В Кадисе отличилась одна ветхая старушонка, вдова инженера из далекой островной провинции Фернандо-По. Об этой старушонке даже писали в газетах, а Клеменс Кабальеро, ведущая поэтесса Республики, посвятила ее подвигу свою пронзительную балладу.

Узнав о злодеяниях диктатора из всё тех же газет, бедная вдова почти восемь месяцев добиралась до материковой Испании с намерением лично отплатить за всё подлому кровопийце. Средства же на дорогу добывала в пути, нанимаясь повсюду, где удавалось заработать хоть несколько песет. Отбыв из родной Санта-Исабель в начале декабря, на корабле, перевозившем какао, она переправилась в Рио-де-Оро, где почти всю зиму трудилась на плантации у родственницы мужа, на равных с неграми таская корзины с фруктами и обирая с кустарника саранчу. Родственница не обидела ее, и в первых числах марта, в дырявой посудине, битком набитой батраками и искателями лучшей жизни со всей Западной Сахары, вдова прибыла в Санта-Крус-де-Тенерифе, где провела еще два с половиной месяца. На острове она собирала картофель и помидоры, месила глину в гончарной мастерской, готовила на фабрике краску из кошенили, стряпала в небольшой портовой закусочной и к концу мая, скопив достаточно денег, ступила на борт лайнера “Аркадио Хименес”, направлявшегося прямиком в Испанию. Судьба, однако, отсрочила ее свидание с диктатором. У берегов Марокко “Хименес” попал в сильнейшую бурю и пошел ко дну, старушка в числе тридцати с небольшим пассажиров была спасена французским сторожевым кораблем. Три недели она пролежала в больнице в Касабланке, почти все ее сбережения ушли на врачей. Но случай помог отважной вдове. В Танжере она помогла предотвратить небольшую кражу, за что удостоилась премии от полиции, на каковую (премию) и переправилась в Кадис. Здесь вдова еще месяц драила полы, штопала морякам носки и кальсоны, продавала на рынке чурро собственного приготовления, пока, наконец, не дождалась черного тюремного “доджа”. Когда клетку с тираном выгрузили на Сан-Хуан-де-Диос, старушка протиснулась сквозь толпу, молча отстранила карабинера, плюнула Авельянеде в лицо и, с улыбкой перекрестившись, пошла прочь. Перехвативший ее на краю площади корреспондент “Diario de Cádiz” ловко обтяпал эту историю и уже на следующий день поведал ее городу и миру.
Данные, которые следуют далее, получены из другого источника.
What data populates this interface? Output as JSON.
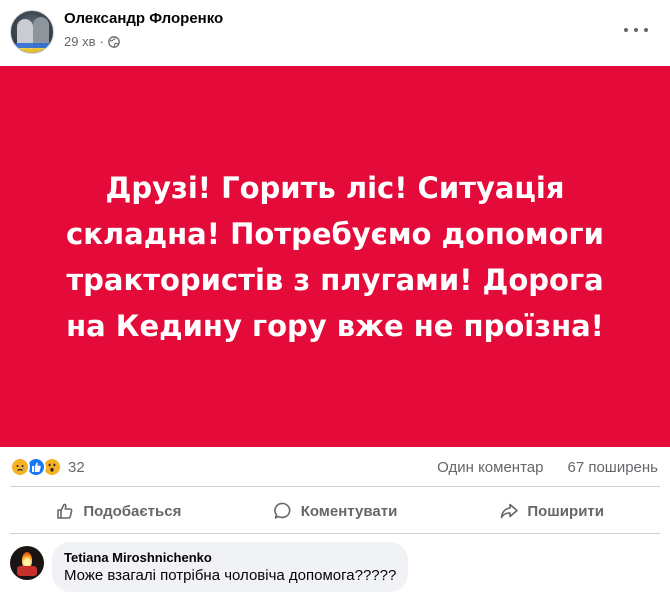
{
  "post": {
    "author": "Олександр Флоренко",
    "time": "29 хв",
    "separator": "·",
    "privacy_icon": "globe-icon",
    "menu_icon": "more-options-icon",
    "image_text": "Друзі! Горить ліс! Ситуація складна! Потребуємо допомоги трактористів з плугами! Дорога на Кедину гору вже не проїзна!",
    "image_background": "#e40b3a"
  },
  "stats": {
    "reaction_icons": [
      "sad-reaction-icon",
      "like-reaction-icon",
      "wow-reaction-icon"
    ],
    "reaction_count": "32",
    "comments": "Один коментар",
    "shares": "67 поширень"
  },
  "actions": {
    "like": "Подобається",
    "comment": "Коментувати",
    "share": "Поширити"
  },
  "comment": {
    "author": "Tetiana Miroshnichenko",
    "text": "Може взагалі потрібна чоловіча допомога?????"
  }
}
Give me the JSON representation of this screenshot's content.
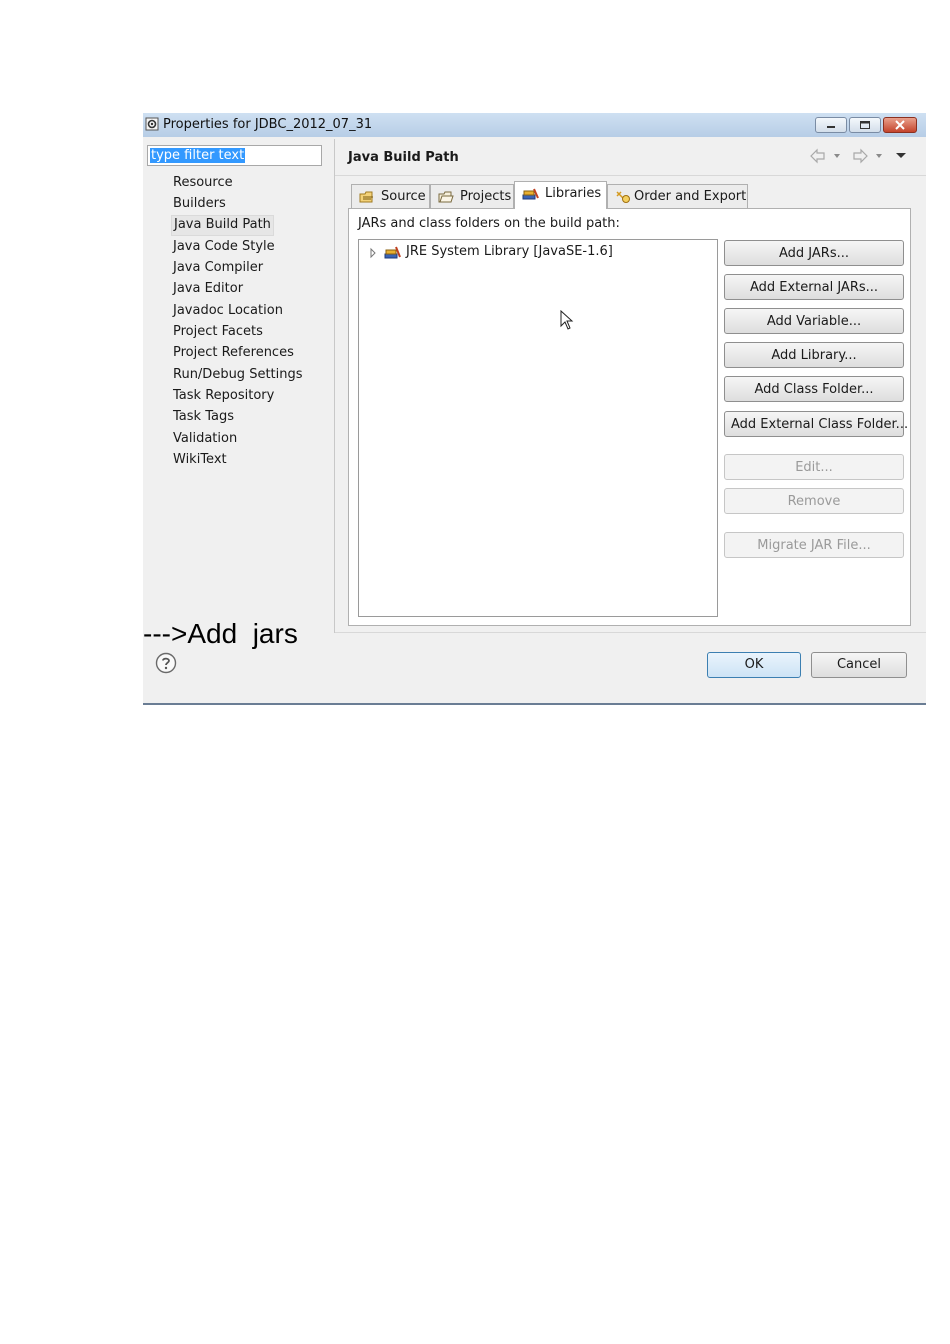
{
  "window": {
    "title": "Properties for JDBC_2012_07_31"
  },
  "filter": {
    "text": "type filter text"
  },
  "nav": {
    "items": [
      {
        "label": "Resource"
      },
      {
        "label": "Builders"
      },
      {
        "label": "Java Build Path",
        "selected": true
      },
      {
        "label": "Java Code Style"
      },
      {
        "label": "Java Compiler"
      },
      {
        "label": "Java Editor"
      },
      {
        "label": "Javadoc Location"
      },
      {
        "label": "Project Facets"
      },
      {
        "label": "Project References"
      },
      {
        "label": "Run/Debug Settings"
      },
      {
        "label": "Task Repository"
      },
      {
        "label": "Task Tags"
      },
      {
        "label": "Validation"
      },
      {
        "label": "WikiText"
      }
    ]
  },
  "page": {
    "title": "Java Build Path"
  },
  "tabs": [
    {
      "label": "Source",
      "icon": "source-folder-icon"
    },
    {
      "label": "Projects",
      "icon": "projects-folder-icon"
    },
    {
      "label": "Libraries",
      "icon": "libraries-icon",
      "active": true
    },
    {
      "label": "Order and Export",
      "icon": "order-export-icon"
    }
  ],
  "libraries": {
    "description": "JARs and class folders on the build path:",
    "entries": [
      {
        "label": "JRE System Library [JavaSE-1.6]",
        "icon": "library-icon"
      }
    ]
  },
  "buttons": {
    "add_jars": "Add JARs...",
    "add_external_jars": "Add External JARs...",
    "add_variable": "Add Variable...",
    "add_library": "Add Library...",
    "add_class_folder": "Add Class Folder...",
    "add_external_class_folder": "Add External Class Folder...",
    "edit": "Edit...",
    "remove": "Remove",
    "migrate_jar": "Migrate JAR File..."
  },
  "footer": {
    "ok": "OK",
    "cancel": "Cancel"
  },
  "annotation": "--->Add  jars",
  "colors": {
    "selection": "#3399ff",
    "title_bar": "#c4d8ee",
    "close_button": "#c4442c",
    "ok_border": "#3c7fb1"
  }
}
Тяга к подобному героизму вдруг объявилась у всей страны. Улицы, по которым предстояло проехать “доджу”, заборы вдоль сельских дорог теперь украшали надписями самого омерзительного содержания, под окнами тюрем еженощно устраивали гнуснейшие шаривари, мешая диктатору спать. В самих тюрьмах его кормили из рук вон плохо, объясняя это издевательскими причинами, вроде перебоев в снабжении или скоропостижной кончины повара. Охранники норовили подмешать в еду какую-нибудь гадость, и нередко наутро он обнаруживал в тарелке с завтраком огромного глянцевитого слизня, с философским спокойствием изучающего свежий капустный лист, или смачную, с прозеленью, соплю, живописную весточку от неизвестного кухонного балагура.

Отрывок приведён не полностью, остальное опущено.